3. **Logistics important:**
   - Weight ↔ Freight strong (0.67) → must account for freight cost in profitability optimization.

4. **Ratings are noise:**
   - Low correlation with demand. These can be deprioritized in modeling.

## 📊 Final EDA Summary (Across All Sections)

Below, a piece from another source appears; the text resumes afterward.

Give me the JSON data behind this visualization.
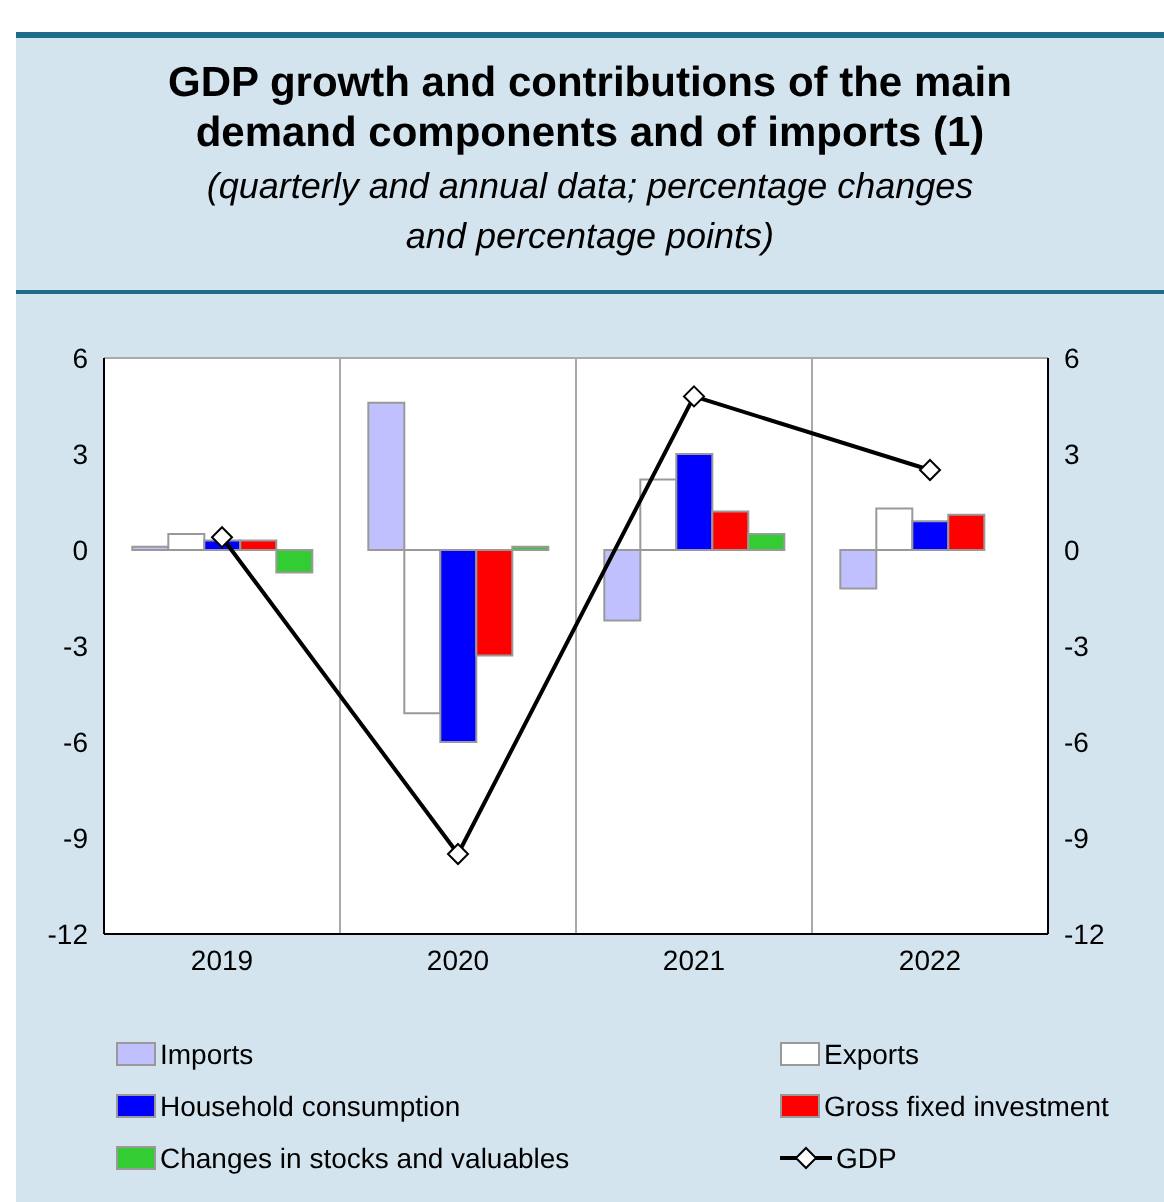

- **Demand & Customers:** Demand variance is wide (1–120 units). Customer base size moderately drives demand (r=0.44). Outlier categories show high units per customer (bulk buying).
- **Revenue & Price:** Revenue peaks in mid-priced products ($80–$120). Premium products (>200) bring low demand and limited revenue.
- **Competitor Positioning:** Ratings are largely similar (~4.0–4.2). Demand is best when our prices are lower/equal to competitors. Premium pricing rarely works unless category-unique.
- **Seasonality:** Clear Nov–Dec spikes in both 2017 & 2018. Seasonality index (`s`) moderately explains demand shifts (0.41 corr).
- **Logistics & Profitability:** Freight grows stepwise with weight (r=0.67). High-weight (>6kg) products often crush margins, unless subsidized categories exist (like bed_bath_table anomaly).
- **Correlation Themes:**
  - Qty ↔ Customers, Seasonality.
  - Unit_price redundant with Margin & Lag.
  - Ratings weak drivers.

---
#### 🚦 Next Steps (Before Modeling)

**1. Columns to Drop / Simplify**
- Drop **margin** (keep unit_price as main proxy).
- Drop **lag_price** (collinear with unit_price).
- Drop **total_price** as feature (target only).
- Consider **averaging competitor prices (comp_avg)** and **ratings (ps_avg)** instead of 3 separate columns.

**2. Outlier Treatment**
- **Keep price range outliers** (valid premium categories).
- **Flag category-based anomalies** (heavy items with low freight) — don’t delete, create `freight_anomaly` boolean.
- Remove only impossible values (negative/zero price, negative qty).

**3. Skewness Transformation**
- **Log-transform** skewed variables: `qty`, `unit_price`, `product_weight_g`, `freight_price`, `total_price`.
- Benefits: reduces right skew, stabilizes variance, improves regression modeling.

**4. Feature Engineering**
- Relative price = (unit_price – competitors_avg).
- Relative rating = product_score – comp_ratings_avg.
- Revenue per customer = total_price / customers.
- Units per customer = qty / customers.
- Month as cyclical encoding (sin(month), cos(month)) + holiday dummy.
- Freight_per_kg = freight_price / product_weight_g.

**5. Modeling (next notebook section)**
- **Regression/elasticity model:** log(qty) ~ log(price) + comp_avg + s + freight + customers.
- **Forecasting:** ARIMA/Prophet on qty with seasonality.
- **Scenario simulation:** test impact of ±10% price changes on demand, revenue, margin.